3. Wave: Our same rapid now has three times the flow. At 3,000 cfs the boulder is entirely submerged and a wave forms just slightly downstream of the rock. As a pour over transitions to a wave with increasing flow, at first the wave is very close to the rock that forms it. A bulge is present from the subsurface water compressing over the top of the boulder. After the bulge, the current dips down into a trough or low point and then ramps back up to the crest. At even higher flows, the wave forms further downstream of the underwater boulder and grows in height. As flow increases, waves become less predictable and more chaotic, often crashing and surging. Waves created by underwater rocks can be identified and picked out of a wave train because they stand in place and have a different shape than the surrounding waves in deep water. Being able to pick out a wave formed by a rock can help boaters avoid hitting the shallow rock.

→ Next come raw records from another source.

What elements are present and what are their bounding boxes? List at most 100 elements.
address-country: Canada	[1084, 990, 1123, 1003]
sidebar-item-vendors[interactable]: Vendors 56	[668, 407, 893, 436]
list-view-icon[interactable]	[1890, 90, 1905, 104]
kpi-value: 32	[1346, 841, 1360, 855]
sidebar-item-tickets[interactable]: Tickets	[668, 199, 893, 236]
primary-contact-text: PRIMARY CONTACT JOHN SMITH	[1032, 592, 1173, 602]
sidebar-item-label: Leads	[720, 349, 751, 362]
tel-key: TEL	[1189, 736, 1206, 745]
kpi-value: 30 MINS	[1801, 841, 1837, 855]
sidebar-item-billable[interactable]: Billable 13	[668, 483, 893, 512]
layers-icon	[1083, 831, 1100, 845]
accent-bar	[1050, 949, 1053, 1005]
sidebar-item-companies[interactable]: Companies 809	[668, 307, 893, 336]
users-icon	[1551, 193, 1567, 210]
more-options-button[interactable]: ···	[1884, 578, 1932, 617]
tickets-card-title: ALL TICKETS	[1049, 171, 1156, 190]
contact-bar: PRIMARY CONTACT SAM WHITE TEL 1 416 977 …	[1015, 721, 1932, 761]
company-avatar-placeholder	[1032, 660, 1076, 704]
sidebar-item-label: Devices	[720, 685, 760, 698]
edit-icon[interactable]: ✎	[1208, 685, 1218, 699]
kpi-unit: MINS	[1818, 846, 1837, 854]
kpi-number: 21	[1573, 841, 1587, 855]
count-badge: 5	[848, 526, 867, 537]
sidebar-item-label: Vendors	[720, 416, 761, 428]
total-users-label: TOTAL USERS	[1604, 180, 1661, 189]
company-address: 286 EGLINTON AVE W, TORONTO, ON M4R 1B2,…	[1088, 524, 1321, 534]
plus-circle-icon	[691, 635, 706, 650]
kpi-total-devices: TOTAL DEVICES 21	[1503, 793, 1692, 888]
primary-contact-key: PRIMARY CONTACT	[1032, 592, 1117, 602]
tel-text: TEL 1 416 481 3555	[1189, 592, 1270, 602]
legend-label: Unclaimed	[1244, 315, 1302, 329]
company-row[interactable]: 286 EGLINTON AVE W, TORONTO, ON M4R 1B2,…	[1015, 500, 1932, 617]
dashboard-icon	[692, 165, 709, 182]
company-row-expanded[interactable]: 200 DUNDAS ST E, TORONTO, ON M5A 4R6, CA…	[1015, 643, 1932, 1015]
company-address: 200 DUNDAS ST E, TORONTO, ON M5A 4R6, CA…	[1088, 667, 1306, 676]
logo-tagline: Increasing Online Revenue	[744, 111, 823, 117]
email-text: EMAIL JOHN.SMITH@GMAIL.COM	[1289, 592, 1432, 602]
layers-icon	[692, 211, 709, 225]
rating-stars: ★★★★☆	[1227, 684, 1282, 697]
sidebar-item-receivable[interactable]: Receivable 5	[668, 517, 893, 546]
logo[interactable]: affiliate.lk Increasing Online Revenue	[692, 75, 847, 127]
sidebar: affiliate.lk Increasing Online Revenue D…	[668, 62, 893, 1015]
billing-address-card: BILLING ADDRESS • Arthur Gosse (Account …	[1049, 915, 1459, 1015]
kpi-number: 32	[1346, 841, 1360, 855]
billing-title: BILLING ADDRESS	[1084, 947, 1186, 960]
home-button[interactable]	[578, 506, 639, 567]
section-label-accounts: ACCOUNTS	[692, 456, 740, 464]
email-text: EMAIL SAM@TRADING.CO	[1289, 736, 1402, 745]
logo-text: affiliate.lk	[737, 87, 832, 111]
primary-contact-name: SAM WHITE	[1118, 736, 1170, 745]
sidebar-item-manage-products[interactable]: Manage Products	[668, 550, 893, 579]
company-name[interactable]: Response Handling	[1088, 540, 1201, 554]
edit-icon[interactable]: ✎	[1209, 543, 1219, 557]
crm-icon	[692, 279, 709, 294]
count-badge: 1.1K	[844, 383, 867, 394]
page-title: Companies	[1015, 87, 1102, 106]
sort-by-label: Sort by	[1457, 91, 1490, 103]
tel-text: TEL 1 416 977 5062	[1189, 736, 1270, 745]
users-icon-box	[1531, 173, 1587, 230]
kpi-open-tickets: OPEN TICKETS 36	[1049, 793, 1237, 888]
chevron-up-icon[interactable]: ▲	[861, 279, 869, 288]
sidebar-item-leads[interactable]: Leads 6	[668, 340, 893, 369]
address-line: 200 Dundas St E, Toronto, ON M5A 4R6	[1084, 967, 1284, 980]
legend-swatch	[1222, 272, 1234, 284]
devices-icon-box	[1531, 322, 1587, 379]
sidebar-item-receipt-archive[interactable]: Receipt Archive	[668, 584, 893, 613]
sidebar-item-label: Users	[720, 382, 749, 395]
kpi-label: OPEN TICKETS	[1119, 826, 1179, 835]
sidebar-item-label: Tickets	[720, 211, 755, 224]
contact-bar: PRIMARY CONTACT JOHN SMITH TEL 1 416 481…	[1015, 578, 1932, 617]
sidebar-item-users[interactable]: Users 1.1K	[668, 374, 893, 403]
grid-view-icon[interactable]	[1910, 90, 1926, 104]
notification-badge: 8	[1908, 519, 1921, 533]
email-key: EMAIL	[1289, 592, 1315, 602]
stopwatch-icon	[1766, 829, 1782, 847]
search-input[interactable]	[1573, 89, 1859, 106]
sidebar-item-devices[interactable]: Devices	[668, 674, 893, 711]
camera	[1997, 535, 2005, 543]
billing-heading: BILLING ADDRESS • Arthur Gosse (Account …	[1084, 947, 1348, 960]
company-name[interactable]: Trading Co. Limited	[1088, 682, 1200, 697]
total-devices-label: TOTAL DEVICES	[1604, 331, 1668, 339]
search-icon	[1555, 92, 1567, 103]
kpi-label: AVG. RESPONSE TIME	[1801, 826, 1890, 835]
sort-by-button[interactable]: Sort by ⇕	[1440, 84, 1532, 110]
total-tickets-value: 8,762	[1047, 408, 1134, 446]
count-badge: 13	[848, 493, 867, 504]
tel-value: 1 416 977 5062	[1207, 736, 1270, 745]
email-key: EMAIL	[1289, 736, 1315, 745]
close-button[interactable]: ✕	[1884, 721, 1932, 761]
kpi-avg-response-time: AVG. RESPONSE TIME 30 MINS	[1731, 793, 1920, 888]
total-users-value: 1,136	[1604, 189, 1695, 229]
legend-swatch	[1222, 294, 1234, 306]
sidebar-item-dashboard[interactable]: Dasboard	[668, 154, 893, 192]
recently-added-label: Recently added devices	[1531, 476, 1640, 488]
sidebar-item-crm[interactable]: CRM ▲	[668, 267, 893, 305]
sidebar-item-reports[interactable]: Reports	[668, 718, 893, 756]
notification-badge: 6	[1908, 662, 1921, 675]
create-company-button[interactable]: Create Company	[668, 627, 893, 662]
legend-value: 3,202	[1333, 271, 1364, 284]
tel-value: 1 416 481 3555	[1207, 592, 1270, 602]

Photo: 4 different approaches to run "Boat Eater" Illinois River, Oregon at moderate flows
Wave or hole?
One notable difference between a crashing wave and a hole is that the wave will flush a swimmer or boat after a flip. A hole could recirculate that swimmer. Riding the current into the face of a crashing wave, the current going under the backwash is exiting at surface level on the backside of the crest. In a hole, the current diving under the foam pile is going toward the bottom of the river, and when it resurfaces on the boil line, is then feeding back upstream. In a retentive hole, only the deepest current is exiting downstream of the boil line. Holes are retentive and waves are flushing.
Photo: Boat Eater at moderate flows, the crashing wave forms next to the midstream rock with lateral shoulders feeding into it.
The difference between a hole and a wave is a progression; the cross section of that progression shows the downstream current becoming more horizontal with more water as the feature transitions from hole to wave. Being able to differentiate a hole vs. a wave will help boaters decide the risk level involved with the feature. There is grey area among the terminology both regionally and within different paddling communities. Other terms used for holes include hydraulic, reversal and old school keeper or stopper. For our purposes, we will call a crashing wave a hole when the backwash creates a steep foam pile that reaches the bottom of the trough on the upstream face and the feature is large enough to pose a threat to our boat.
Photo: Boat Easter at high flows, the feature has moved downstream and forms more of a wave than a hole. The hole has become "washed out" but the lateral wave on river right has become it's own feature to avoid.